What does the Temu case study reveal about the gap between claimed and actual data protection practices?
Temu claims to anonymize user data, but collects an extraordinary amount of device and behavioral information automatically, and true anonymization may be impossible given the data's richness.
Background: Temu, an online marketplace, became the most downloaded free app on both iOS and Google app stores. Its privacy policy reveals extensive automatic data collection.
What Temu collects without explicit consent:
- Operating system type and version.
- Device manufacturer and model.
- Browser type.
- Screen resolution.
- RAM and storage size.
- CPU usage.
- Device type.
- IP address.
- Unique identifiers, including advertising IDs.
- General location information.
The anonymization problem: Temu claims it can use personal data for research and development, "including analysis and improvement of services and business." It also claims to anonymize data. But studies have shown that location and purchase data alone are often enough to re-identify individuals.

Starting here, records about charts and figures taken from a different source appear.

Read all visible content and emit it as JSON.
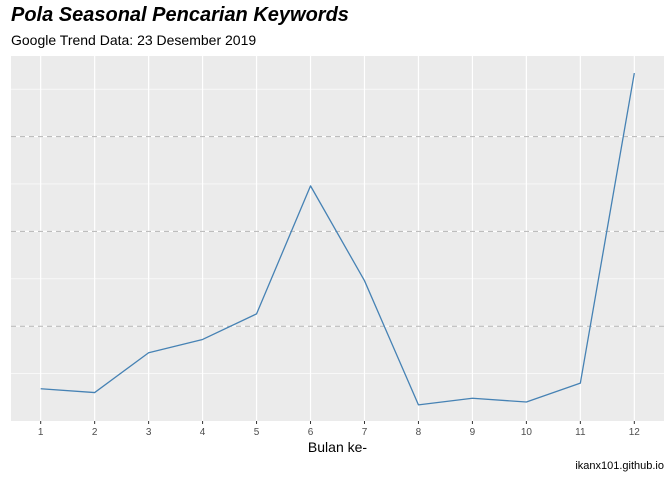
{
  "chart_data": {
    "type": "line",
    "title": "Pola Seasonal Pencarian Keywords",
    "subtitle": "Google Trend Data: 23 Desember 2019",
    "xlabel": "Bulan ke-",
    "ylabel": "",
    "x": [
      1,
      2,
      3,
      4,
      5,
      6,
      7,
      8,
      9,
      10,
      11,
      12
    ],
    "series": [
      {
        "values": [
          0.34,
          0.3,
          0.72,
          0.86,
          1.13,
          2.48,
          1.48,
          0.17,
          0.24,
          0.2,
          0.4,
          3.67
        ]
      }
    ],
    "xlim": [
      0.45,
      12.55
    ],
    "ylim": [
      0,
      3.85
    ],
    "x_ticks": [
      1,
      2,
      3,
      4,
      5,
      6,
      7,
      8,
      9,
      10,
      11,
      12
    ],
    "y_ticks_major": [
      1,
      2,
      3
    ],
    "y_ticks_minor": [
      0.5,
      1.5,
      2.5,
      3.5
    ],
    "y_tick_labels_shown": false,
    "grid": true,
    "reference_lines": [
      1,
      2,
      3
    ],
    "colors": {
      "panel": "#ebebeb",
      "grid": "#ffffff",
      "line": "#4682b4",
      "reference": "#b4b4b4"
    }
  },
  "caption": "ikanx101.github.io"
}
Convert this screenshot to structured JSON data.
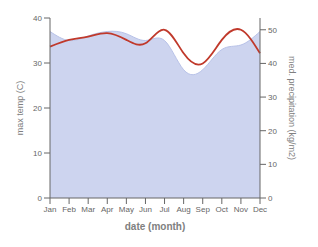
{
  "chart_data": {
    "type": "line",
    "xlabel": "date (month)",
    "ylabel": "max temp (C)",
    "y2label": "med. precipitation (kg/m2)",
    "categories": [
      "Jan",
      "Feb",
      "Mar",
      "Apr",
      "May",
      "Jun",
      "Jul",
      "Aug",
      "Sep",
      "Oct",
      "Nov",
      "Dec"
    ],
    "series": [
      {
        "type": "area",
        "color": "#b8c2e8",
        "values": [
          37,
          35,
          36,
          37,
          36.5,
          35,
          35,
          28.5,
          28.5,
          33,
          34,
          37
        ]
      },
      {
        "type": "line",
        "color": "#c0392b",
        "axis": "y2",
        "values": [
          45,
          47,
          48,
          49,
          47,
          46,
          50,
          43,
          40,
          47,
          50,
          43
        ]
      }
    ],
    "ylim": [
      0,
      40
    ],
    "yticks": [
      0,
      10,
      20,
      30,
      40
    ],
    "y2lim": [
      0,
      53.5
    ],
    "y2ticks": [
      0,
      10,
      20,
      30,
      40,
      50
    ]
  }
}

Expert assessment: According to Calli Schroeder, a data protection attorney at EPIC (Electronic Privacy Information Center), de-identified data often still contains multiple personal data elements that can be linked to a person through a number instead of a name.
Key lesson: Claimed anonymization often provides insufficient protection against re-identification. When a company collects this many data points, true anonymization becomes nearly impossible. Always read privacy policies critically and understand what "anonymized" actually means in context.